Drôle de film qu’Ave César !, qui marque le retour des frères Coen à leur veine comique tout en constituant à l’échelle de leur filmographie une étape moins anodine qu’il n’y paraît au premier œil. Ave, César ! est un film sur la croyance dans le temple du faux : le premier plan qui s’ouvre sur une croix illuminée fait valeur de programme qui trouvera sa résolution dans le halo du dénouement. Le récit, qui semble d’abord n’enchaîner que les vignettes parodiques et les gags autonomes, suit en fait un chemin très précis : il nous montre les parcours entrelacés d’un homme, le producteur Eddie Mannix (Josh Brolin), en proie à un dilemme quant à son avenir professionnel, et d’un autre, l’acteur Baird Whitlock (George Clooney), kidnappé par une cellule de scénaristes communistes. L’un pensera trouver la justice dans ce qui se révélera faux (le communisme), jusqu’à buter, lapsus parfait, sur le mot « foi » lors d’une prise qui s’annonçait pourtant particulièrement émouvante, là où l’autre comprendra que le juste se trouvait depuis le début dans ce qui apparaissait d’emblée comme faux (le cinéma).
User la croyance
Ce qui s’avère réellement intriguant tient à la contamination progressive du faux au sein de l’espace filmique : par le truchement de fausses parenthèses en forme de reconstitutions de divers genres du cinéma classique (western, mélodrame, péplum, comédie musicale), le film travaille constamment cette imbrication du vrai et du faux, autant par des dispositifs scéniques (exemple : un acteur qui joue faux devient la seule chose vraie dans un studio où l’artificialité est reine), que des trucages numériques qui affichent toute leur facticité. La bascule survient lorsque le film-dans-le-film et le film lui-même se confondent en une même image, celle du personnage joué par Channing Tatum sautant d’un bond altier vers un sous-marin soviétique émergeant de nulle part. Ce groupuscule communiste, qui semblait incarner jusqu’à ce stade du récit un contre-point historique aux puissances du faux (le soft power d’Hollywood et la promotion d’un modèle capitaliste comme moteur de l’industrie filmique), révèle alors sa nature toc, et le film son vrai dessein : faussement satirique, il interroge en vérité, autant sur un versant parodique que dans sa chair même, la croyance que l’on peut avoir dans une image fabriquée. Le gag des jumelles incarnées par Tilda Swinton est une bonne illustration de l’entreprise des Coen : le spectateur n’est pas dupe de l’artifice (elles n’apparaissent jamais ensemble à l’écran) mais ce dernier paraît pourtant moins faux que les scènes de dessous de tournage, qui affichent plus ouvertement leurs coutures, tel le ballet aquatique de la sirène incarnée par Scarlett Johansson.
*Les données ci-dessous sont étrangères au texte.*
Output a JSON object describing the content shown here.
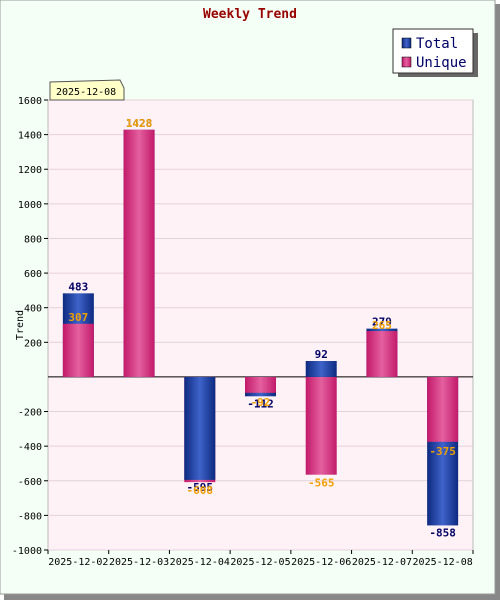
{
  "chart_data": {
    "type": "bar",
    "title": "Weekly Trend",
    "xlabel": "",
    "ylabel": "Trend",
    "ylim": [
      -1000,
      1600
    ],
    "yticks": [
      -1000,
      -800,
      -600,
      -400,
      -200,
      200,
      400,
      600,
      800,
      1000,
      1200,
      1400,
      1600
    ],
    "categories": [
      "2025-12-02",
      "2025-12-03",
      "2025-12-04",
      "2025-12-05",
      "2025-12-06",
      "2025-12-07",
      "2025-12-08"
    ],
    "series": [
      {
        "name": "Total",
        "values": [
          483,
          1428,
          -595,
          -112,
          92,
          279,
          -858
        ],
        "color": "#1f3f99",
        "label_color": "#000066"
      },
      {
        "name": "Unique",
        "values": [
          307,
          1428,
          -608,
          -92,
          -565,
          265,
          -375
        ],
        "color": "#d6307f",
        "label_color": "#f0a000"
      }
    ],
    "legend_position": "top-right",
    "grid": true,
    "annotation": "2025-12-08"
  }
}
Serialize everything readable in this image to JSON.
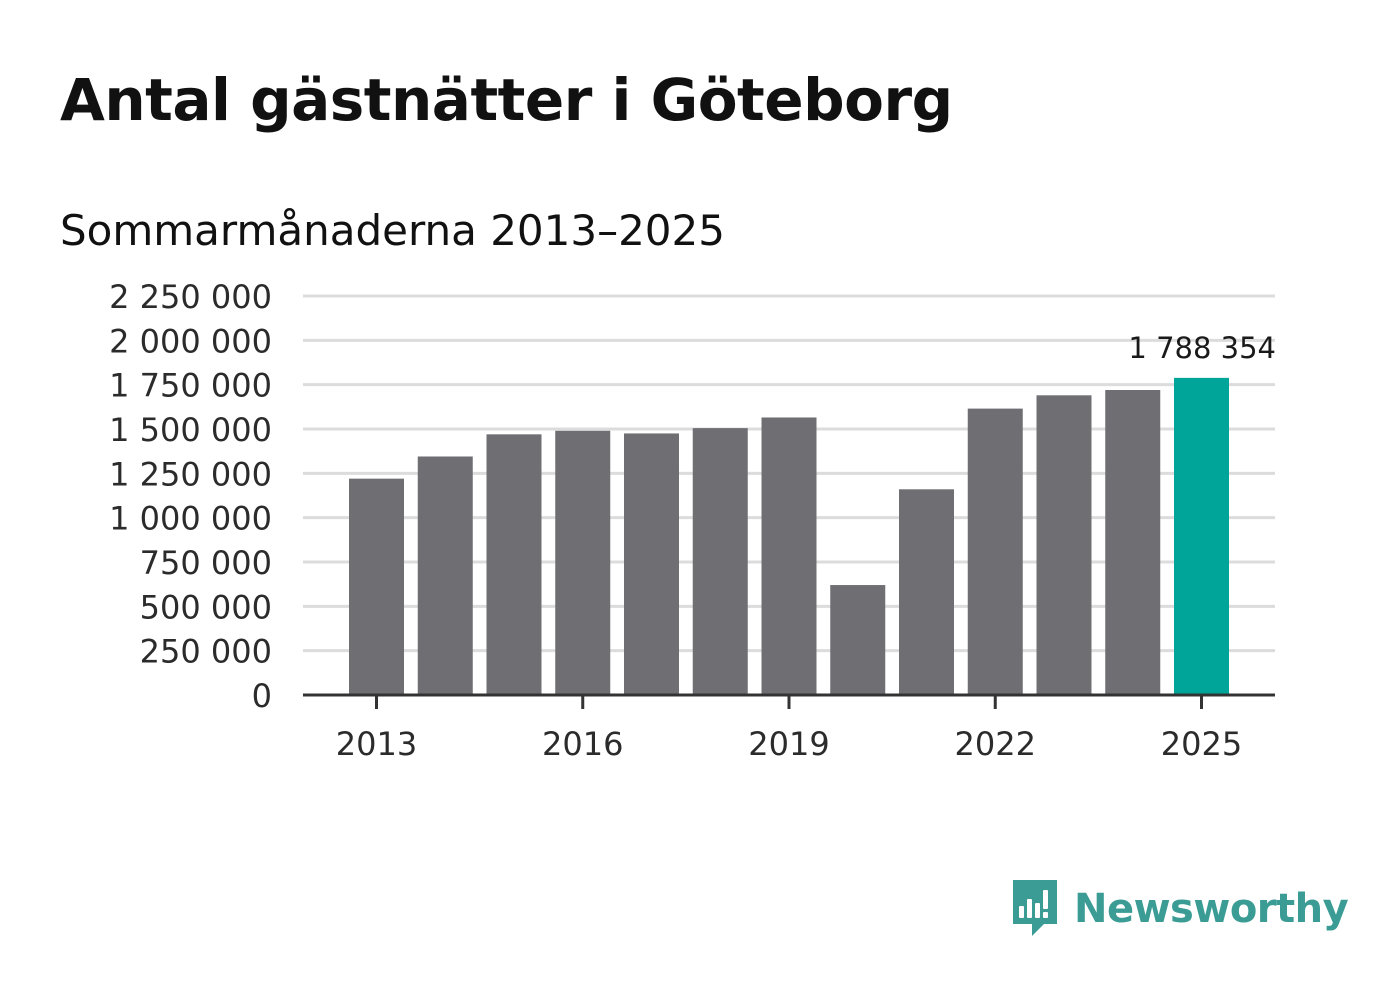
{
  "title": "Antal gästnätter i Göteborg",
  "subtitle": "Sommarmånaderna 2013–2025",
  "brand": {
    "name": "Newsworthy",
    "icon": "newsworthy-logo-icon",
    "color": "#3a9c94"
  },
  "colors": {
    "bar": "#6f6e73",
    "highlight": "#00a599",
    "grid": "#dcdcdc",
    "axis": "#333333"
  },
  "chart_data": {
    "type": "bar",
    "categories": [
      "2013",
      "2014",
      "2015",
      "2016",
      "2017",
      "2018",
      "2019",
      "2020",
      "2021",
      "2022",
      "2023",
      "2024",
      "2025"
    ],
    "values": [
      1220000,
      1345000,
      1470000,
      1490000,
      1475000,
      1505000,
      1565000,
      620000,
      1160000,
      1615000,
      1690000,
      1720000,
      1788354
    ],
    "highlight_index": 12,
    "x_tick_labels": [
      "2013",
      "2016",
      "2019",
      "2022",
      "2025"
    ],
    "y_ticks": [
      0,
      250000,
      500000,
      750000,
      1000000,
      1250000,
      1500000,
      1750000,
      2000000,
      2250000
    ],
    "y_tick_labels": [
      "0",
      "250 000",
      "500 000",
      "750 000",
      "1 000 000",
      "1 250 000",
      "1 500 000",
      "1 750 000",
      "2 000 000",
      "2 250 000"
    ],
    "ylim": [
      0,
      2250000
    ],
    "grid": true,
    "data_labels": [
      {
        "index": 12,
        "text": "1 788 354"
      }
    ]
  }
}
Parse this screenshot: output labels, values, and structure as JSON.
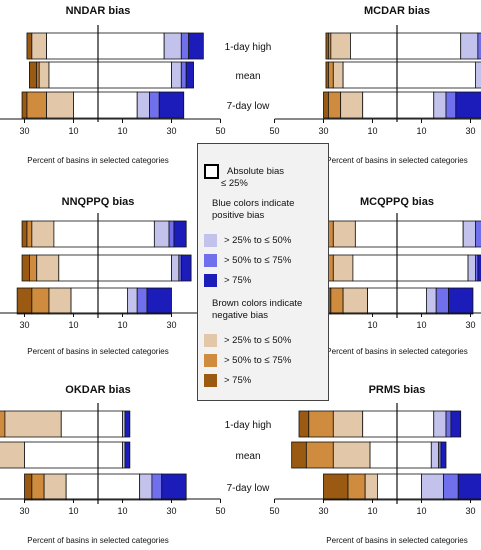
{
  "chart_data": {
    "type": "bar",
    "orientation": "horizontal-diverging",
    "x_ticks": [
      "50",
      "30",
      "10",
      "10",
      "30",
      "50"
    ],
    "xlabel": "Percent of basins in selected categories",
    "row_labels": [
      "1-day high",
      "mean",
      "7-day low"
    ],
    "category_order_negative": [
      "> 75%",
      "> 50% to ≤ 75%",
      "> 25% to ≤ 50%",
      "Absolute bias ≤ 25%"
    ],
    "category_order_positive": [
      "Absolute bias ≤ 25%",
      "> 25% to ≤ 50%",
      "> 50% to ≤ 75%",
      "> 75%"
    ],
    "panels": [
      {
        "title": "NNDAR bias",
        "rows": [
          {
            "label": "1-day high",
            "neg": [
              2,
              0,
              6,
              21
            ],
            "pos": [
              27,
              7,
              3,
              6
            ]
          },
          {
            "label": "mean",
            "neg": [
              3,
              1,
              4,
              20
            ],
            "pos": [
              30,
              4,
              2,
              3
            ]
          },
          {
            "label": "7-day low",
            "neg": [
              2,
              8,
              11,
              10
            ],
            "pos": [
              16,
              5,
              4,
              10
            ]
          }
        ]
      },
      {
        "title": "MCDAR bias",
        "rows": [
          {
            "label": "1-day high",
            "neg": [
              1,
              1,
              8,
              19
            ],
            "pos": [
              26,
              7,
              3,
              7
            ]
          },
          {
            "label": "mean",
            "neg": [
              1,
              2,
              4,
              22
            ],
            "pos": [
              32,
              4,
              2,
              5
            ]
          },
          {
            "label": "7-day low",
            "neg": [
              2,
              5,
              9,
              14
            ],
            "pos": [
              15,
              5,
              4,
              14
            ]
          }
        ]
      },
      {
        "title": "NNQPPQ bias",
        "rows": [
          {
            "label": "1-day high",
            "neg": [
              2,
              2,
              9,
              18
            ],
            "pos": [
              23,
              6,
              2,
              5
            ]
          },
          {
            "label": "mean",
            "neg": [
              3,
              3,
              9,
              16
            ],
            "pos": [
              30,
              3,
              1,
              4
            ]
          },
          {
            "label": "7-day low",
            "neg": [
              6,
              7,
              9,
              11
            ],
            "pos": [
              12,
              4,
              4,
              10
            ]
          }
        ]
      },
      {
        "title": "MCQPPQ bias",
        "rows": [
          {
            "label": "1-day high",
            "neg": [
              2,
              2,
              9,
              17
            ],
            "pos": [
              27,
              5,
              3,
              5
            ]
          },
          {
            "label": "mean",
            "neg": [
              2,
              3,
              8,
              18
            ],
            "pos": [
              29,
              3,
              1,
              4
            ]
          },
          {
            "label": "7-day low",
            "neg": [
              6,
              5,
              10,
              12
            ],
            "pos": [
              12,
              4,
              5,
              10
            ]
          }
        ]
      },
      {
        "title": "OKDAR bias",
        "rows": [
          {
            "label": "1-day high",
            "neg": [
              2,
              11,
              23,
              15
            ],
            "pos": [
              10,
              1,
              0,
              2
            ]
          },
          {
            "label": "mean",
            "neg": [
              3,
              5,
              14,
              30
            ],
            "pos": [
              10,
              1,
              0,
              2
            ]
          },
          {
            "label": "7-day low",
            "neg": [
              3,
              5,
              9,
              13
            ],
            "pos": [
              17,
              5,
              4,
              10
            ]
          }
        ]
      },
      {
        "title": "PRMS bias",
        "rows": [
          {
            "label": "1-day high",
            "neg": [
              4,
              10,
              12,
              14
            ],
            "pos": [
              15,
              5,
              2,
              4
            ]
          },
          {
            "label": "mean",
            "neg": [
              6,
              11,
              15,
              11
            ],
            "pos": [
              14,
              3,
              1,
              2
            ]
          },
          {
            "label": "7-day low",
            "neg": [
              10,
              7,
              5,
              8
            ],
            "pos": [
              10,
              9,
              6,
              15
            ]
          }
        ]
      }
    ]
  },
  "colors": {
    "neg": [
      "#9a5a12",
      "#cf8c3e",
      "#e2c7a8",
      "#ffffff"
    ],
    "pos": [
      "#ffffff",
      "#c2c2ec",
      "#7070ec",
      "#1c1cba"
    ],
    "axis": "#111111"
  },
  "legend": {
    "abs_label": "Absolute bias",
    "abs_label2": "≤ 25%",
    "pos_title1": "Blue colors indicate",
    "pos_title2": "positive bias",
    "pos_items": [
      "> 25% to ≤ 50%",
      "> 50% to ≤ 75%",
      "> 75%"
    ],
    "neg_title1": "Brown colors indicate",
    "neg_title2": "negative bias",
    "neg_items": [
      "> 25% to ≤ 50%",
      "> 50% to ≤ 75%",
      "> 75%"
    ]
  }
}
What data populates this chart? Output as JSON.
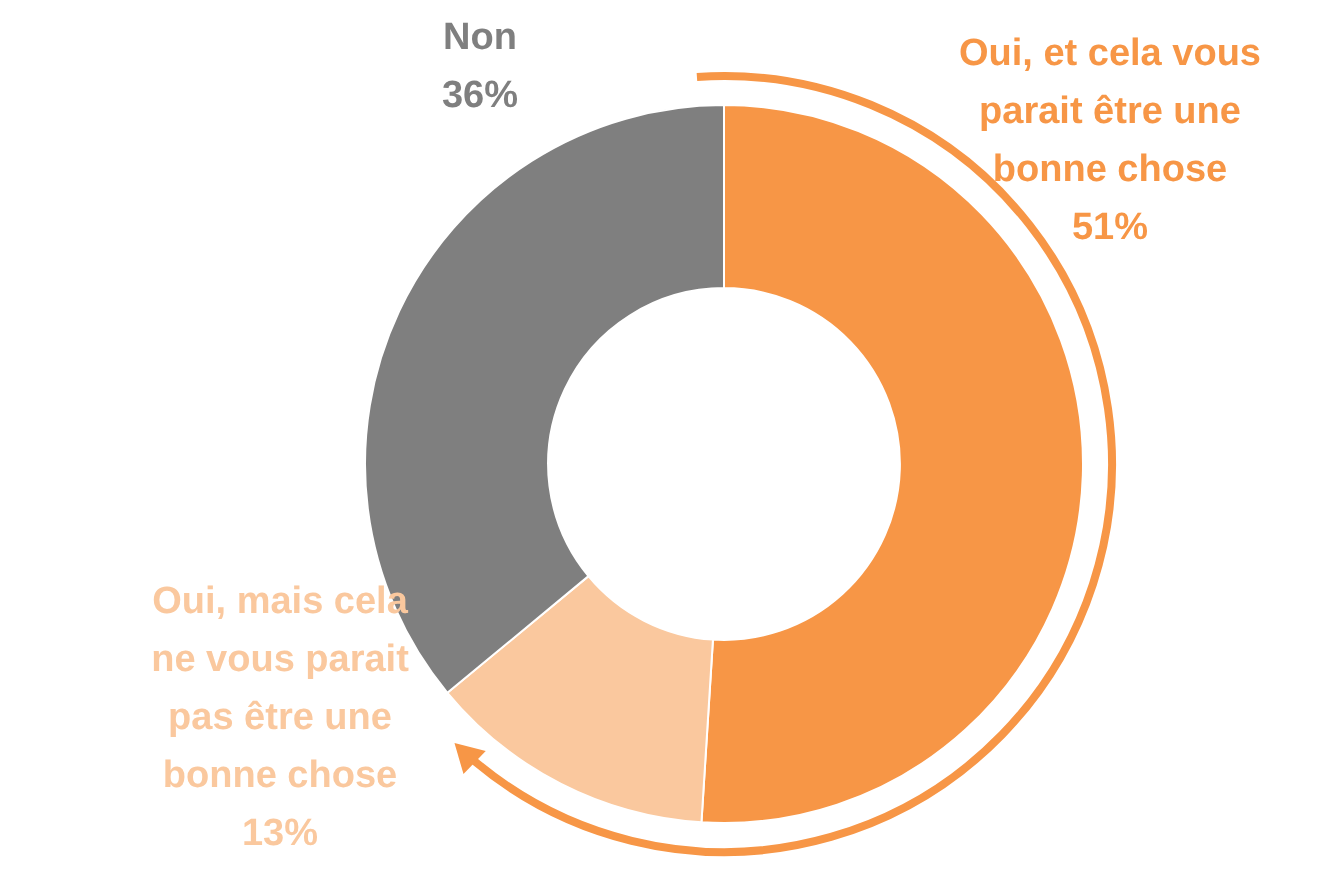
{
  "chart_data": {
    "type": "donut",
    "categories": [
      "Oui, et cela vous parait être une bonne chose",
      "Oui, mais cela ne vous parait pas être une bonne chose",
      "Non"
    ],
    "values": [
      51,
      13,
      36
    ],
    "value_labels": [
      "51%",
      "13%",
      "36%"
    ],
    "colors": [
      "#f79646",
      "#fac89e",
      "#7f7f7f"
    ],
    "legend": false
  }
}
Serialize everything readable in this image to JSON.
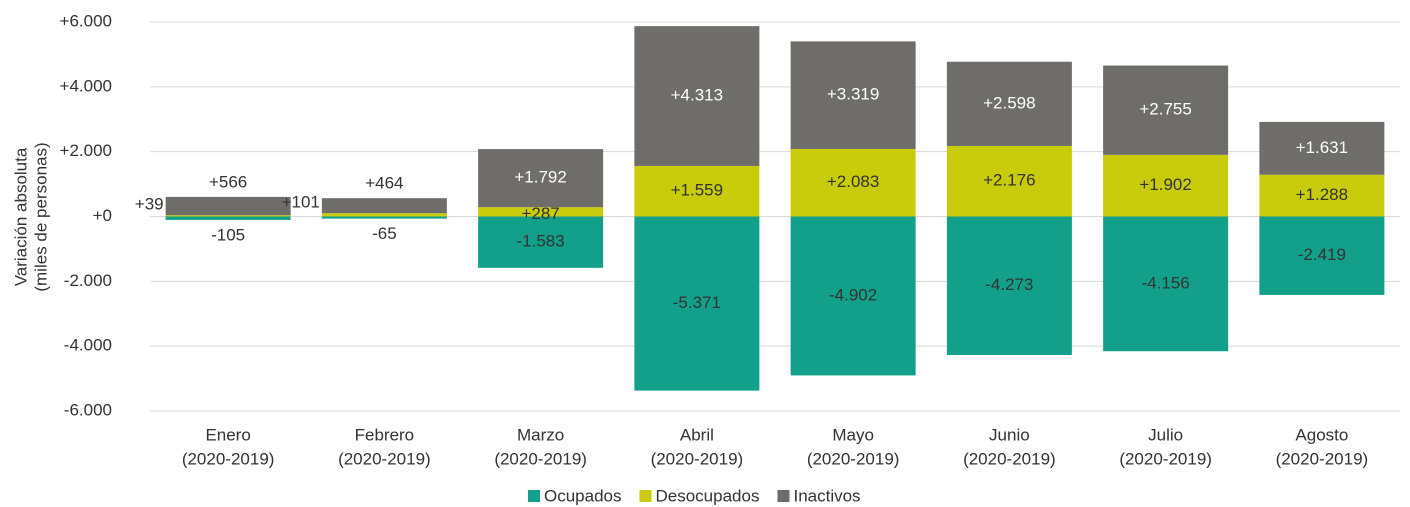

Dans le dernier tiers du film, deux personnages assistent à l’avant-première d’un western où un vieux grabataire tente d’aplatir le reflet de la lune sur l’eau en plongeant dedans : la salle endimanchée explose alors d’un seul rire déchaîné. Mais de quoi rit-elle, précisément ? De la naïveté de ce personnage, de son excès de croyance en une image. En cherchant à la fois à commenter et à agir directement sur cette croyance naturelle du spectateur, le film, vrai mille-feuille accumulant des couches de faux bien distincts, frôle alors presque le vertige, mais affiche aussi ses limites : il faut en passer par des scènes souvent trop longues ou laborieuses, et une absurdité parfois forcée pour en arriver là. Il est aussi étonnant de voir les frères Coen revenir à un ton ouvertement plus caustique et post-moderne après des films qui semblaient transformer leur absence de croyance en un abysse métaphysique (le dénouement d’A Serious Man) ou en une mélancolie nouvelle à l’égard de ces losers qu’ils n’ont jamais cessé de filmer (Inside Llewyn Davis). Étonnement qu’il ne faudrait pas seulement mettre sur le compte de leur irrégularité chronique ou de la distinction au sein de leur filmographie entre opus majeurs et comédies plus modestes : depuis No Country for Old Men, qui venait relancer les Coen trois ans après Ladykillers, chaque film semble rabattre les cartes et placer les cinéastes là où on ne les attendait pas. Ce qui, à défaut de toujours donner lieu à des films pleins, augurent encore quelques surprises à venir.